Portland is a city (and the Mercury a paper) that occasionally erupts in bursts of vitriolic civic engagement over issues that could not be less important. See: The Cesar Chavez Boulevard rename. Also: Sidewalk tape arguments at the Rose Festival. And of course: Major League Soccer. There are very few Portlanders, I think, who are able to rise above the Rose City noise and focus on issues of genuine life-and-death importance. Sadly, there is now one fewer.

If there's a heaven, Bonnie Tinker is probably already bored up there. Unless there's some raging injustice over the distribution of harps and angelic foot rubs—in which case I guarantee Tinker will be causing trouble in paradise. Still, "resting" in "peace" seems inappropriate for Tinker, whose 61-year life was ended prematurely last Thursday, July 2, when a Mack truck ran her over at a Quaker conference in Virginia. I first met Tinker in 2007 after she was arrested along with her partner, Sara Graham, for daubing the walls of a military recruitment center on NE Broadway with water-soluble fake blood, made from corn syrup and food coloring. Tinker and Graham led Portland's Surge Protection Brigade, a group of politically active senior citizens who became known as the "raging" or "pissed-off grannies."

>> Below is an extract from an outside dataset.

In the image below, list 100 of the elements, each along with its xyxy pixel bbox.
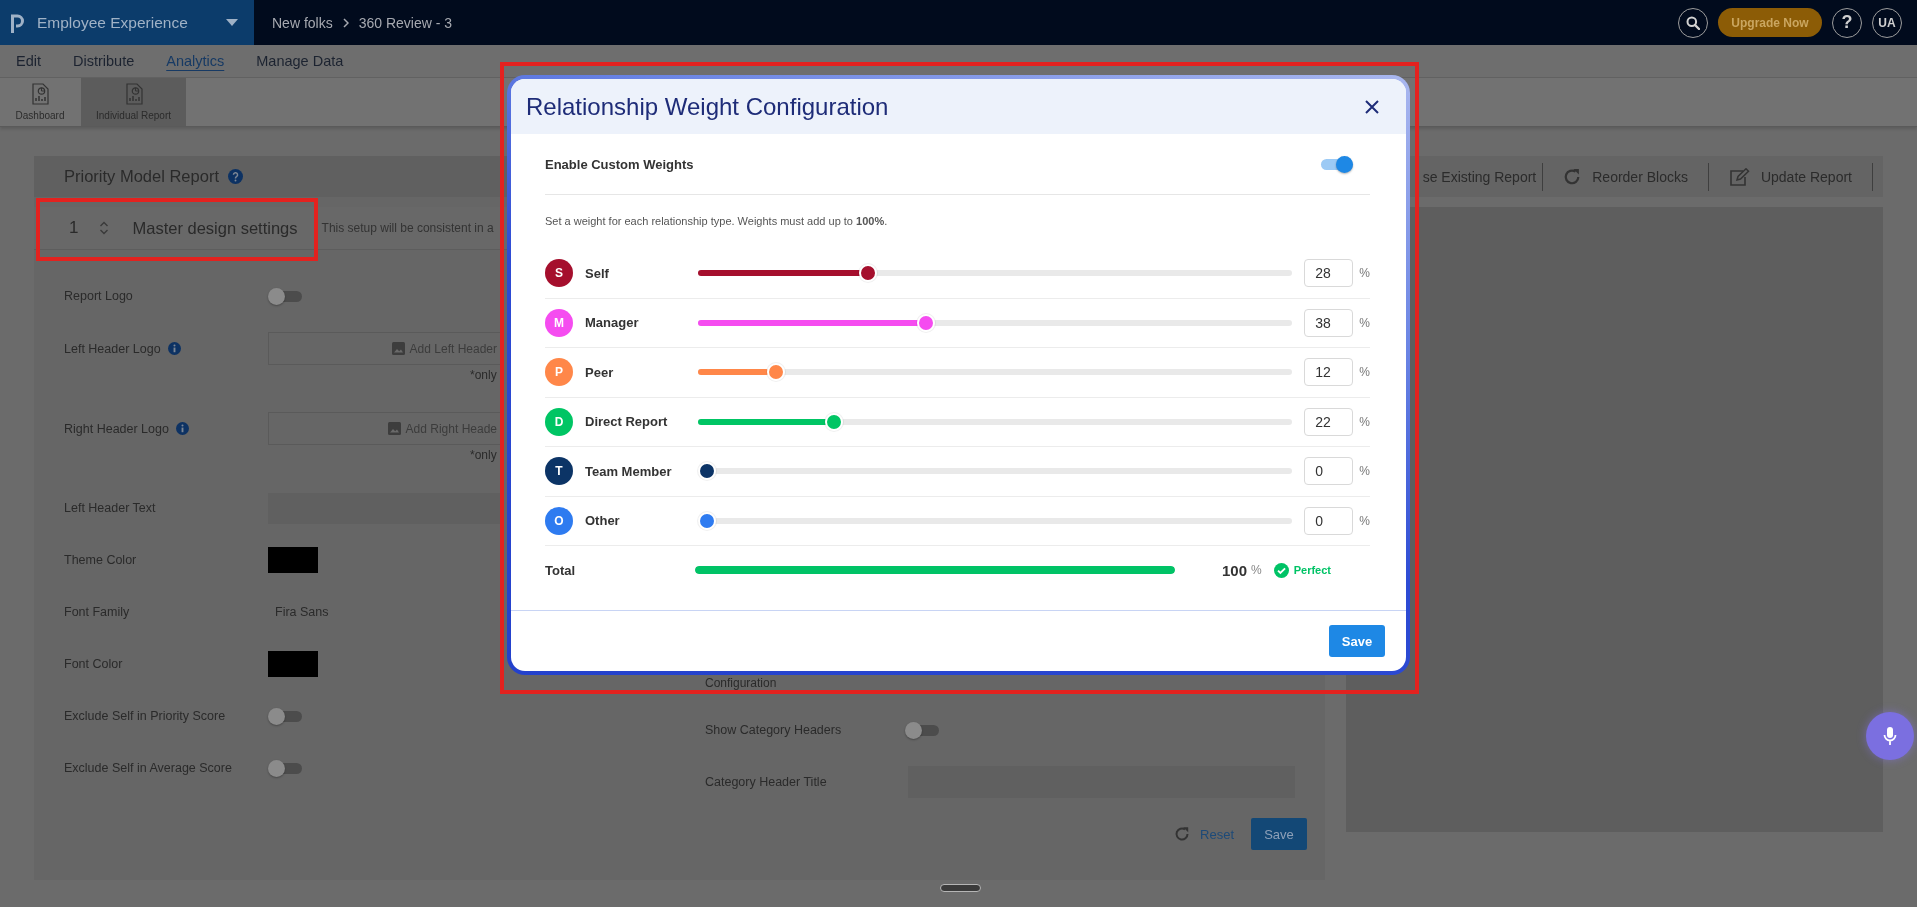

The first thing that struck me was that Tinker and Graham had definitely done it. There was no denial. In addition they told me: "We're not sorry." And still they beat the District Attorney's criminal mischief case in court, arguing under the first amendment that the blood symbolized both Good Friday, and the blood of dying soldiers in Iraq. I admired their ability to turn the court case into a public discussion about the war.

Tinker and Graham were arrested again in June that year, after lying down in front of a World War II tank during the Rose Festival. "It's not right, at a time of war, to have a tank on the streets of this city," said Tinker, making no reference to any ongoing arguments over sidewalk tape that may have been also been "raging" at the time.

I hope young and creative Portlanders like us can take a lesson from Tinker's life, now that she's gone. It's a shame we can get mad over the noise regulations for food carts on Hawthorne or sucked into the minutia of the mayor's sex life while seldom directing our energy, our indignation—or better yet—our guts, toward the really dreadful shit.

On that note, the effort to recall Sam Adams begins in earnest this week [rolls hipster eyes]. Bonnie Tinker, you'll be missed.